Harvest Acres Nursing and Rehab is owned by a for-profit company. For-profit facilities operate as businesses with obligations to shareholders or private owners. The facility is operated by GABRIEL SEBBAG & THE SAMARA FAMILY, a chain that manages multiple nursing homes. With 35 certified beds and approximately 22 residents (about 63% occupancy), it is a smaller facility located in Keota, Iowa.

How Does Harvest Acres Nursing And Rehab Compare to Other Iowa Nursing Homes?

Compared to the 100 nursing homes in Iowa, Harvest Acres Nursing and Rehab's overall rating (1 stars) is below the state average of 3.0, staff turnover (50%) is near the state average of 46%, and health inspection rating (1 stars) is much below the national benchmark.

What Should Families Ask When Visiting Harvest Acres Nursing And Rehab?
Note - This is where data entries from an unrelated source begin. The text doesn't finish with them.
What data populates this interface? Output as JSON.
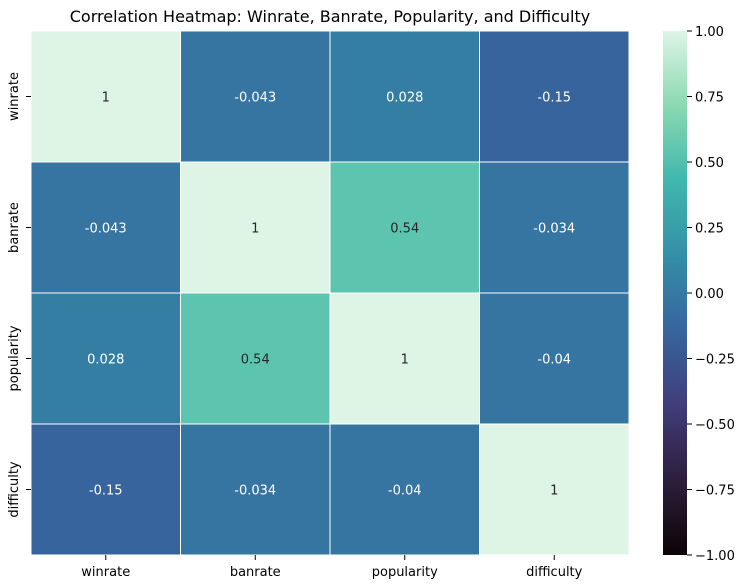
{
  "chart_data": {
    "type": "heatmap",
    "title": "Correlation Heatmap: Winrate, Banrate, Popularity, and Difficulty",
    "xlabel": "",
    "ylabel": "",
    "x_categories": [
      "winrate",
      "banrate",
      "popularity",
      "difficulty"
    ],
    "y_categories": [
      "winrate",
      "banrate",
      "popularity",
      "difficulty"
    ],
    "values": [
      [
        1,
        -0.043,
        0.028,
        -0.15
      ],
      [
        -0.043,
        1,
        0.54,
        -0.034
      ],
      [
        0.028,
        0.54,
        1,
        -0.04
      ],
      [
        -0.15,
        -0.034,
        -0.04,
        1
      ]
    ],
    "annotations": [
      [
        "1",
        "-0.043",
        "0.028",
        "-0.15"
      ],
      [
        "-0.043",
        "1",
        "0.54",
        "-0.034"
      ],
      [
        "0.028",
        "0.54",
        "1",
        "-0.04"
      ],
      [
        "-0.15",
        "-0.034",
        "-0.04",
        "1"
      ]
    ],
    "colorbar": {
      "range": [
        -1,
        1
      ],
      "ticks": [
        -1,
        -0.75,
        -0.5,
        -0.25,
        0,
        0.25,
        0.5,
        0.75,
        1
      ],
      "tick_labels": [
        "−1.00",
        "−0.75",
        "−0.50",
        "−0.25",
        "0.00",
        "0.25",
        "0.50",
        "0.75",
        "1.00"
      ],
      "colormap": "mako",
      "stops": [
        "#0b0405",
        "#2e1e3c",
        "#413d7b",
        "#37659e",
        "#348fa7",
        "#40b7ad",
        "#8ad9b1",
        "#def5e5"
      ]
    },
    "cell_border_color": "#ffffff"
  }
}
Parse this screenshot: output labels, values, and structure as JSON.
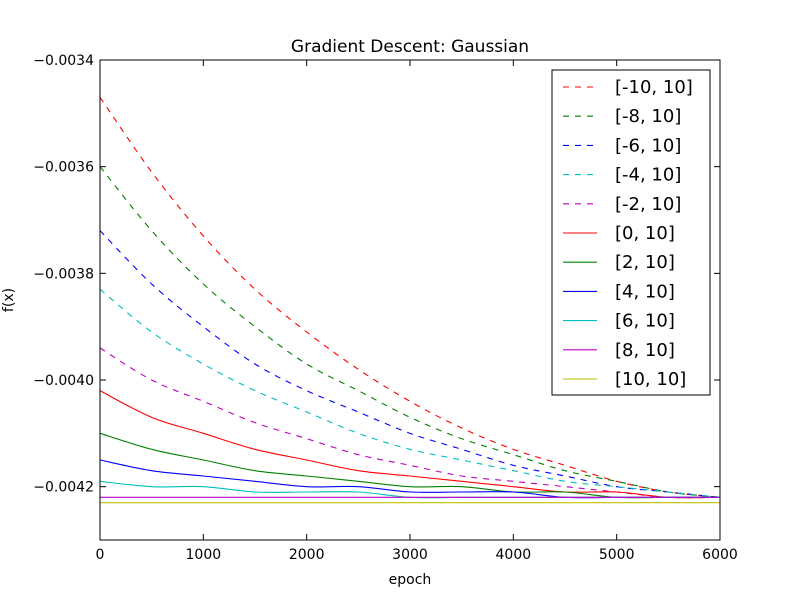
{
  "chart_data": {
    "type": "line",
    "title": "Gradient Descent: Gaussian",
    "xlabel": "epoch",
    "ylabel": "f(x)",
    "xlim": [
      0,
      6000
    ],
    "ylim": [
      -0.0043,
      -0.0034
    ],
    "xticks": [
      0,
      1000,
      2000,
      3000,
      4000,
      5000,
      6000
    ],
    "xtick_labels": [
      "0",
      "1000",
      "2000",
      "3000",
      "4000",
      "5000",
      "6000"
    ],
    "yticks": [
      -0.0034,
      -0.0036,
      -0.0038,
      -0.004,
      -0.0042
    ],
    "ytick_labels": [
      "−0.0034",
      "−0.0036",
      "−0.0038",
      "−0.0040",
      "−0.0042"
    ],
    "grid": false,
    "legend_position": "top-right",
    "x": [
      0,
      500,
      1000,
      1500,
      2000,
      2500,
      3000,
      3500,
      4000,
      4500,
      5000,
      5500,
      6000
    ],
    "series": [
      {
        "name": "[-10, 10]",
        "color": "#ff0000",
        "style": "dashed",
        "values": [
          -0.00347,
          -0.00361,
          -0.00373,
          -0.00383,
          -0.00391,
          -0.00398,
          -0.00404,
          -0.00409,
          -0.00413,
          -0.00416,
          -0.00419,
          -0.00421,
          -0.00422
        ]
      },
      {
        "name": "[-8, 10]",
        "color": "#008000",
        "style": "dashed",
        "values": [
          -0.0036,
          -0.00372,
          -0.00382,
          -0.0039,
          -0.00397,
          -0.00402,
          -0.00407,
          -0.00411,
          -0.00414,
          -0.00417,
          -0.00419,
          -0.00421,
          -0.00422
        ]
      },
      {
        "name": "[-6, 10]",
        "color": "#0000ff",
        "style": "dashed",
        "values": [
          -0.00372,
          -0.00382,
          -0.0039,
          -0.00397,
          -0.00402,
          -0.00406,
          -0.0041,
          -0.00413,
          -0.00416,
          -0.00418,
          -0.0042,
          -0.00421,
          -0.00422
        ]
      },
      {
        "name": "[-4, 10]",
        "color": "#00bfbf",
        "style": "dashed",
        "values": [
          -0.00383,
          -0.00391,
          -0.00397,
          -0.00402,
          -0.00406,
          -0.0041,
          -0.00413,
          -0.00415,
          -0.00417,
          -0.00419,
          -0.0042,
          -0.00421,
          -0.00422
        ]
      },
      {
        "name": "[-2, 10]",
        "color": "#bf00bf",
        "style": "dashed",
        "values": [
          -0.00394,
          -0.004,
          -0.00404,
          -0.00408,
          -0.00411,
          -0.00414,
          -0.00416,
          -0.00418,
          -0.00419,
          -0.0042,
          -0.00421,
          -0.00422,
          -0.00422
        ]
      },
      {
        "name": "[0, 10]",
        "color": "#ff0000",
        "style": "solid",
        "values": [
          -0.00402,
          -0.00407,
          -0.0041,
          -0.00413,
          -0.00415,
          -0.00417,
          -0.00418,
          -0.00419,
          -0.0042,
          -0.00421,
          -0.00421,
          -0.00422,
          -0.00422
        ]
      },
      {
        "name": "[2, 10]",
        "color": "#008000",
        "style": "solid",
        "values": [
          -0.0041,
          -0.00413,
          -0.00415,
          -0.00417,
          -0.00418,
          -0.00419,
          -0.0042,
          -0.0042,
          -0.00421,
          -0.00421,
          -0.00422,
          -0.00422,
          -0.00422
        ]
      },
      {
        "name": "[4, 10]",
        "color": "#0000ff",
        "style": "solid",
        "values": [
          -0.00415,
          -0.00417,
          -0.00418,
          -0.00419,
          -0.0042,
          -0.0042,
          -0.00421,
          -0.00421,
          -0.00421,
          -0.00422,
          -0.00422,
          -0.00422,
          -0.00422
        ]
      },
      {
        "name": "[6, 10]",
        "color": "#00bfbf",
        "style": "solid",
        "values": [
          -0.00419,
          -0.0042,
          -0.0042,
          -0.00421,
          -0.00421,
          -0.00421,
          -0.00422,
          -0.00422,
          -0.00422,
          -0.00422,
          -0.00422,
          -0.00422,
          -0.00422
        ]
      },
      {
        "name": "[8, 10]",
        "color": "#bf00bf",
        "style": "solid",
        "values": [
          -0.00422,
          -0.00422,
          -0.00422,
          -0.00422,
          -0.00422,
          -0.00422,
          -0.00422,
          -0.00422,
          -0.00422,
          -0.00422,
          -0.00422,
          -0.00422,
          -0.00422
        ]
      },
      {
        "name": "[10, 10]",
        "color": "#bfbf00",
        "style": "solid",
        "values": [
          -0.00423,
          -0.00423,
          -0.00423,
          -0.00423,
          -0.00423,
          -0.00423,
          -0.00423,
          -0.00423,
          -0.00423,
          -0.00423,
          -0.00423,
          -0.00423,
          -0.00423
        ]
      }
    ]
  }
}
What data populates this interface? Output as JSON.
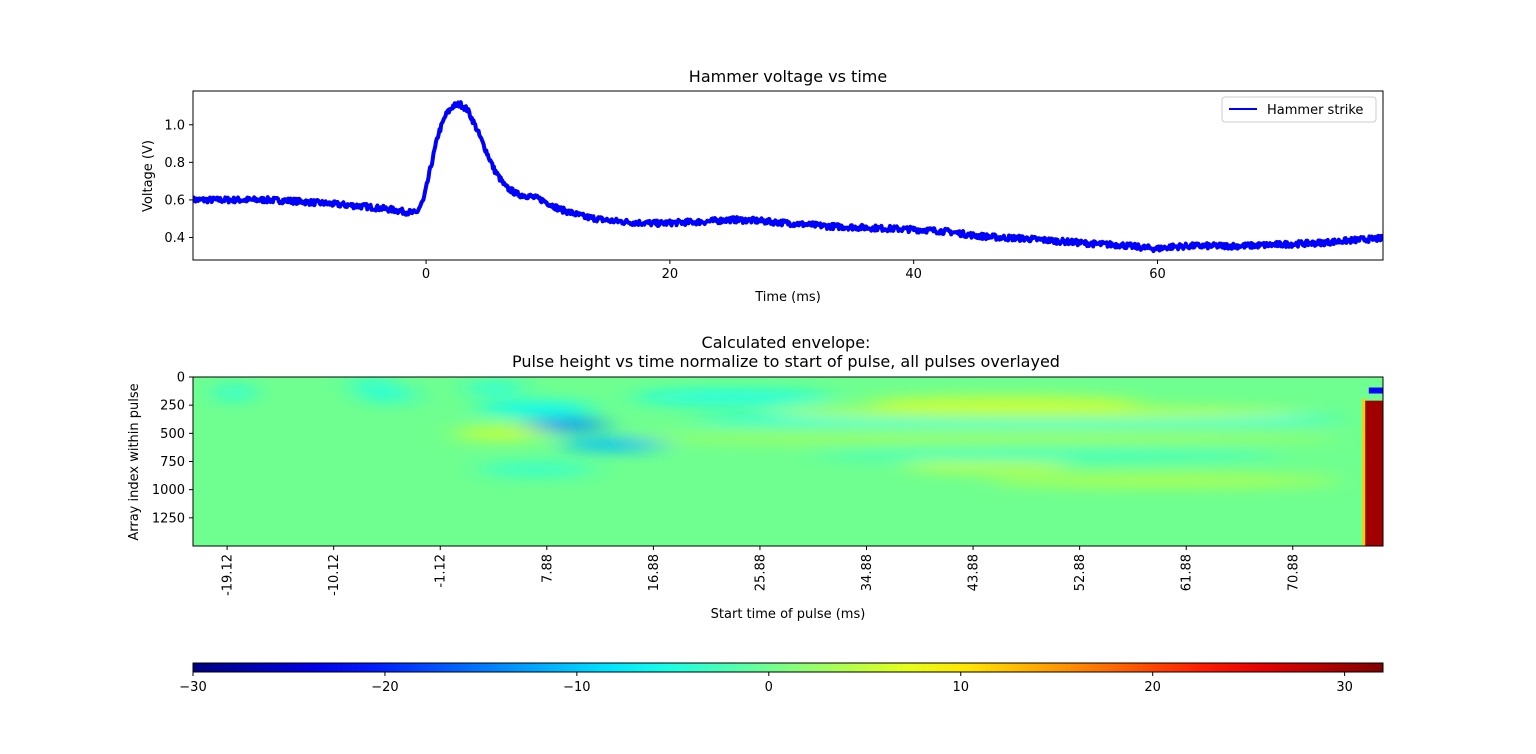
{
  "chart_data": [
    {
      "type": "line",
      "title": "Hammer voltage vs time",
      "xlabel": "Time (ms)",
      "ylabel": "Voltage (V)",
      "xlim": [
        -19.12,
        78.5
      ],
      "ylim": [
        0.28,
        1.18
      ],
      "xticks": [
        0,
        20,
        40,
        60
      ],
      "xtick_labels": [
        "0",
        "20",
        "40",
        "60"
      ],
      "yticks": [
        0.4,
        0.6,
        0.8,
        1.0
      ],
      "ytick_labels": [
        "0.4",
        "0.6",
        "0.8",
        "1.0"
      ],
      "grid": false,
      "legend": "top-right",
      "series": [
        {
          "name": "Hammer strike",
          "color": "#0000ff",
          "x": [
            -19.12,
            -17,
            -15,
            -13,
            -11,
            -9,
            -7,
            -5,
            -3,
            -1.5,
            -0.8,
            -0.2,
            0.4,
            1.0,
            1.6,
            2.2,
            2.8,
            3.4,
            4.0,
            4.8,
            5.6,
            6.5,
            7.5,
            8.5,
            9.5,
            11,
            13,
            15,
            17,
            19,
            21,
            23,
            25,
            27,
            29,
            31,
            33,
            35,
            37,
            39,
            41,
            43,
            45,
            47,
            49,
            51,
            53,
            55,
            57,
            59,
            60,
            61,
            63,
            65,
            67,
            69,
            71,
            73,
            75,
            77,
            78.5
          ],
          "y": [
            0.6,
            0.6,
            0.6,
            0.6,
            0.595,
            0.585,
            0.575,
            0.565,
            0.55,
            0.535,
            0.53,
            0.6,
            0.78,
            0.95,
            1.05,
            1.1,
            1.11,
            1.08,
            1.0,
            0.88,
            0.76,
            0.67,
            0.63,
            0.62,
            0.6,
            0.55,
            0.51,
            0.49,
            0.48,
            0.475,
            0.48,
            0.485,
            0.495,
            0.49,
            0.48,
            0.47,
            0.46,
            0.455,
            0.45,
            0.445,
            0.44,
            0.43,
            0.41,
            0.4,
            0.395,
            0.385,
            0.375,
            0.365,
            0.36,
            0.345,
            0.34,
            0.35,
            0.355,
            0.355,
            0.355,
            0.36,
            0.365,
            0.37,
            0.38,
            0.39,
            0.395
          ]
        }
      ]
    },
    {
      "type": "heatmap",
      "title": "Calculated envelope:\nPulse height vs time normalize to start of pulse, all pulses overlayed",
      "xlabel": "Start time of pulse (ms)",
      "ylabel": "Array index within pulse",
      "xlim": [
        -22,
        78.5
      ],
      "ylim": [
        1500,
        0
      ],
      "xticks": [
        -19.12,
        -10.12,
        -1.12,
        7.88,
        16.88,
        25.88,
        34.88,
        43.88,
        52.88,
        61.88,
        70.88
      ],
      "xtick_labels": [
        "-19.12",
        "-10.12",
        "-1.12",
        "7.88",
        "16.88",
        "25.88",
        "34.88",
        "43.88",
        "52.88",
        "61.88",
        "70.88"
      ],
      "yticks": [
        0,
        250,
        500,
        750,
        1000,
        1250
      ],
      "ytick_labels": [
        "0",
        "250",
        "500",
        "750",
        "1000",
        "1250"
      ],
      "colormap": "jet",
      "background_value": 0,
      "bands": [
        {
          "x": [
            -20,
            -17
          ],
          "y": 140,
          "value": -6
        },
        {
          "x": [
            -9,
            -5
          ],
          "y": 60,
          "value": -4
        },
        {
          "x": [
            -8,
            -3
          ],
          "y": 160,
          "value": -5
        },
        {
          "x": [
            1,
            6
          ],
          "y": 100,
          "value": -5
        },
        {
          "x": [
            2,
            12
          ],
          "y": 280,
          "value": -7
        },
        {
          "x": [
            6,
            13
          ],
          "y": 420,
          "value": -14
        },
        {
          "x": [
            9,
            18
          ],
          "y": 600,
          "value": -11
        },
        {
          "x": [
            0,
            8
          ],
          "y": 500,
          "value": 6
        },
        {
          "x": [
            15,
            32
          ],
          "y": 180,
          "value": -6
        },
        {
          "x": [
            20,
            75
          ],
          "y": 380,
          "value": -6
        },
        {
          "x": [
            35,
            58
          ],
          "y": 230,
          "value": 6
        },
        {
          "x": [
            27,
            72
          ],
          "y": 320,
          "value": 5
        },
        {
          "x": [
            38,
            52
          ],
          "y": 790,
          "value": 5
        },
        {
          "x": [
            45,
            75
          ],
          "y": 920,
          "value": 4
        },
        {
          "x": [
            2,
            12
          ],
          "y": 820,
          "value": -4
        },
        {
          "x": [
            30,
            70
          ],
          "y": 690,
          "value": -3
        },
        {
          "x": [
            15,
            75
          ],
          "y": 540,
          "value": 3
        }
      ],
      "saturated_region": {
        "x": [
          77,
          78.5
        ],
        "y": [
          210,
          1500
        ],
        "value": 30
      },
      "negative_spot": {
        "x": [
          77.3,
          78.5
        ],
        "y": 120,
        "value": -22
      }
    },
    {
      "type": "colorbar",
      "colormap": "jet",
      "range": [
        -30,
        32
      ],
      "ticks": [
        -30,
        -20,
        -10,
        0,
        10,
        20,
        30
      ],
      "tick_labels": [
        "−30",
        "−20",
        "−10",
        "0",
        "10",
        "20",
        "30"
      ]
    }
  ]
}
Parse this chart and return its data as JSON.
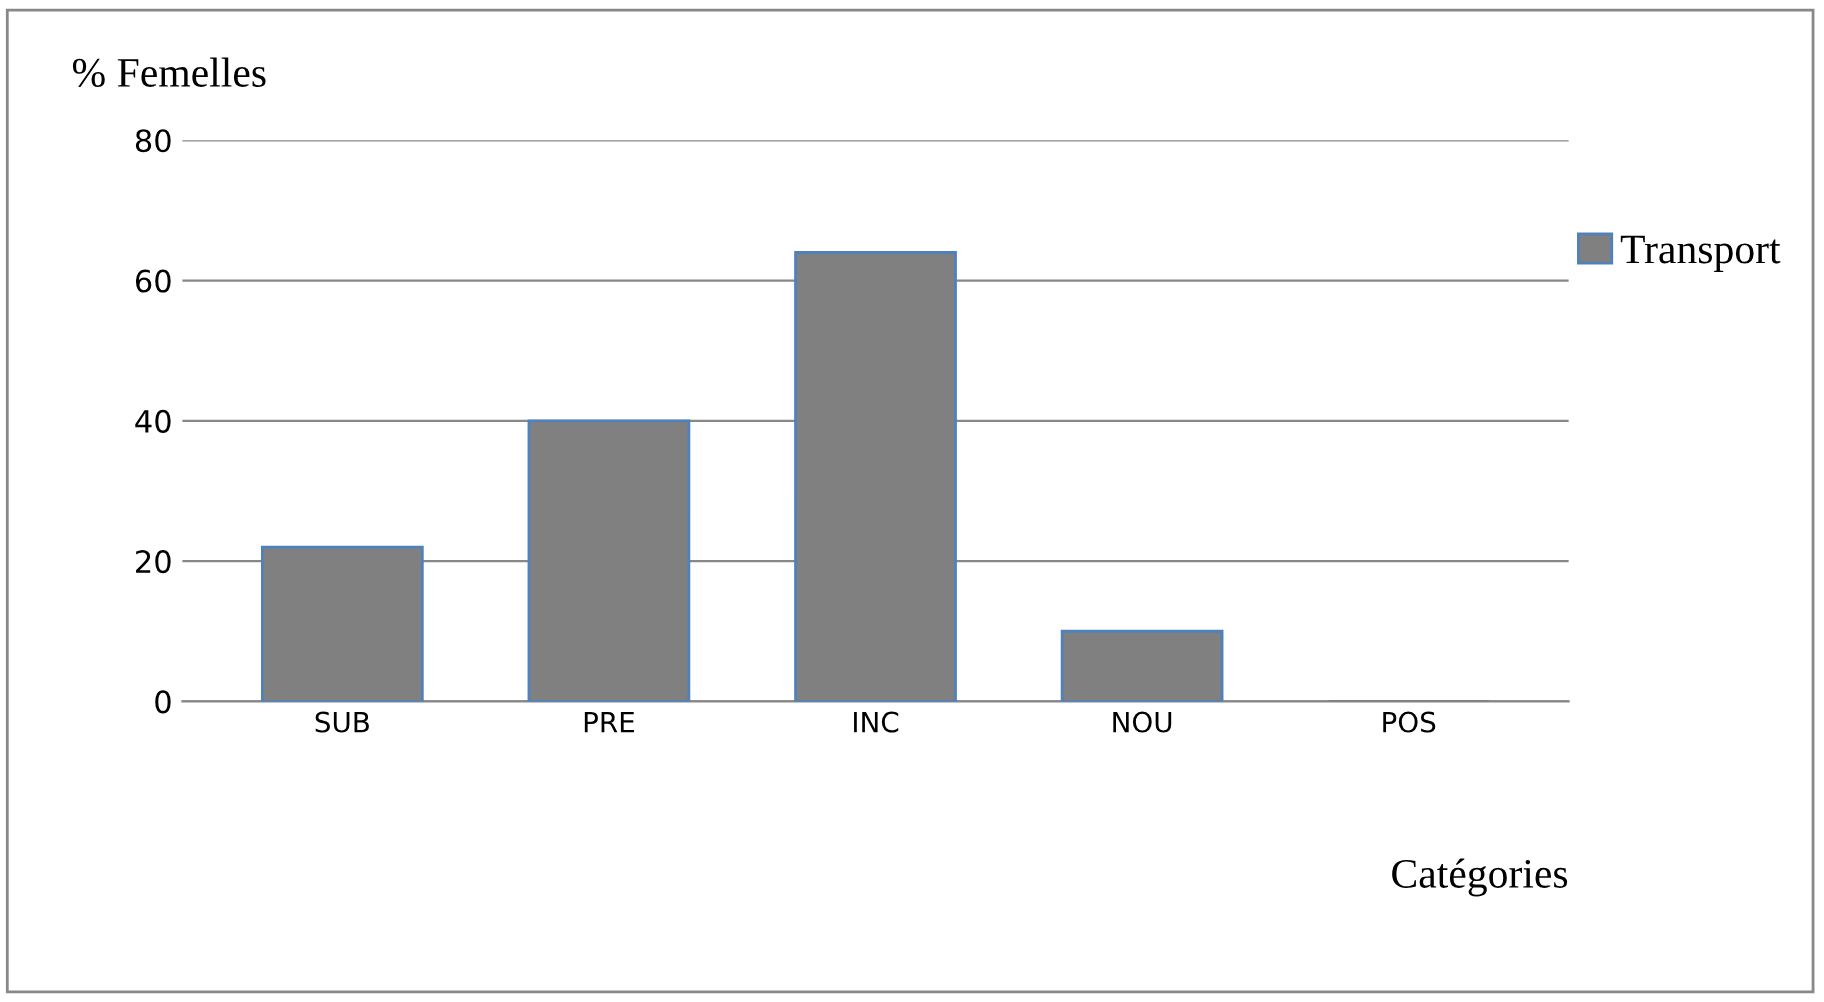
{
  "chart_data": {
    "type": "bar",
    "ylabel": "% Femelles",
    "xlabel": "Catégories",
    "categories": [
      "SUB",
      "PRE",
      "INC",
      "NOU",
      "POS"
    ],
    "series": [
      {
        "name": "Transport",
        "color": "#808080",
        "values": [
          22,
          40,
          64,
          10,
          0
        ]
      }
    ],
    "ylim": [
      0,
      80
    ],
    "yticks": [
      0,
      20,
      40,
      60,
      80
    ],
    "grid": "y",
    "legend": "top right"
  }
}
Based on this facility's data, families visiting should ask: "What changes have been made since the serious inspection findings, and how are you preventing similar issues?" "What safeguards and monitoring systems are in place to protect residents from abuse or neglect?" "Can I visit during a mealtime to observe dining assistance and food quality?" "How do you handle medical emergencies, and what is your hospital transfer rate?" These questions are particularly relevant given the facility's Immediate Jeopardy citations and the substantiated abuse finding on record.

Is Harvest Acres Nursing And Rehab Safe?

Based on CMS inspection data, Harvest Acres Nursing and Rehab has documented safety concerns. The facility has 1 substantiated abuse finding (meaning confirmed case of resident harm by staff or other residents). Inspectors have issued 4 Immediate Jeopardy citations (the most serious violation level indicating risk of serious injury or death). The facility is currently on the Special Focus Facility watch list (a federal program monitoring the lowest-performing 1% of nursing homes nationwide). The facility has a 1-star overall rating and ranks #100 of 100 nursing homes in Iowa. Families considering this facility should ask detailed questions about what corrective actions have been taken since these incidents.

Do Nurses at Harvest Acres Nursing And Rehab Stick Around?

Harvest Acres Nursing and Rehab has a staff turnover rate of 50%, which is about average for Iowa nursing homes (state average: 46%). Moderate turnover is common in nursing homes, but families should still ask about staff tenure and how the facility maintains care continuity when employees leave.

Was Harvest Acres Nursing And Rehab Ever Fined?

Harvest Acres Nursing and Rehab has been fined $131,989 across 1 penalty action. This is 3.8x the Iowa average of $34,399. Fines at this level are uncommon and typically indicate a pattern of serious deficiencies, repeated violations, or failure to correct problems promptly. CMS reserves penalties of this magnitude for facilities that pose significant, documented risk to resident health or safety. Families should request specific documentation of what issues led to these fines and what systemic changes have been implemented.

Is Harvest Acres Nursing And Rehab on Any Federal Watch List?

Harvest Acres Nursing and Rehab is currently an SFF Candidate, meaning CMS has identified it as potentially qualifying for the Special Focus Facility watch list. SFF Candidates have a history of serious deficiencies but haven't yet reached the threshold for full SFF designation. The facility is being monitored more closely — if problems continue, it may be added to the official watch list. Families should ask what the facility is doing to address the issues that led to this status.